I was recently investigating a website on SSLLabs (and thank you for this service, it's fantastic) and discovered a potential issue with the trust anchors reported for Apple.

For the Microsoft RSA Certificate Authority 2017 and Microsoft ECC Certificate Authority 2017 roots, SSLLabs is not showing certificates issued under these roots as not trusted for Apple. Here is a sample query: https://www.ssllabs.com/ssltest/analyze.html?d=actrsaroot2017.pki.microsoft.com

However, this root has been trusted by Apple since Oct 2021 (iOS 15.1, MacOS Montery (12.1)). Here are the links showing the inclusion:

List of available trusted root certificates in iOS 15.1, iPadOS 15.1, macOS 12.1, tvOS 15.1, and watchOS 8.1 - Apple Support

This root is also listed in the CCADB which also lists it as trusted by Apple's OSes.

Can you please help us understand where SSLLabs is getting its trust anchor information?

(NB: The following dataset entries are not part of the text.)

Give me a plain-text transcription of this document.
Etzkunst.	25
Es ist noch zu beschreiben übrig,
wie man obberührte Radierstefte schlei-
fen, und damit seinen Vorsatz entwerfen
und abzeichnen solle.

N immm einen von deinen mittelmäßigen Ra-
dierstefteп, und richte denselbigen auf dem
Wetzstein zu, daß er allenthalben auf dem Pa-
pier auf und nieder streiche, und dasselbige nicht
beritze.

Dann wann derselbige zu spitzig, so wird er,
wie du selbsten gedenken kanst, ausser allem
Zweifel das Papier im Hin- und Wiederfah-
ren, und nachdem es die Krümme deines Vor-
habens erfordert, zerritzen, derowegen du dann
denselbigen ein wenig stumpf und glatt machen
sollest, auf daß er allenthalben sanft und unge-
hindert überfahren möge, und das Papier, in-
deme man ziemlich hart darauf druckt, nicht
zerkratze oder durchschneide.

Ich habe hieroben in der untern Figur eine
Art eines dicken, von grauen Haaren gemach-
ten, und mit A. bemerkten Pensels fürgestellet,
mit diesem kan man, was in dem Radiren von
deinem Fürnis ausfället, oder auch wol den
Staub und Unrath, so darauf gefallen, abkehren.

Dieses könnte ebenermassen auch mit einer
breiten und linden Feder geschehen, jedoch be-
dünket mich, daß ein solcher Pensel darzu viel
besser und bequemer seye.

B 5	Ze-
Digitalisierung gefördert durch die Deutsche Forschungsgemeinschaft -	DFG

We are very concerned that customers may look at the results for websites on SSLLabds and falsely conclude that there is missing trust for certificates issued under this root CA.

Thank you for your support.

Hi @kbracken-msft

Thanks a lot for the appreciation and thank you for reaching out.

Currently, www.ssllabs.com is on 2.1.10 with an older version of trust store and dev.ssllabs.com is on 2.1.11.
dev.ssllabs.com results in a valid trust path for the domain shared by you - https://www.ssllabs.com/ssltest/analyze.html?d=actrsaroot2017.pki.microsoft.com

Let me know if you know have any other query

Regards,
Nauman Shah

Thanks for the quick reply! When will the trust store be updated to the latest version?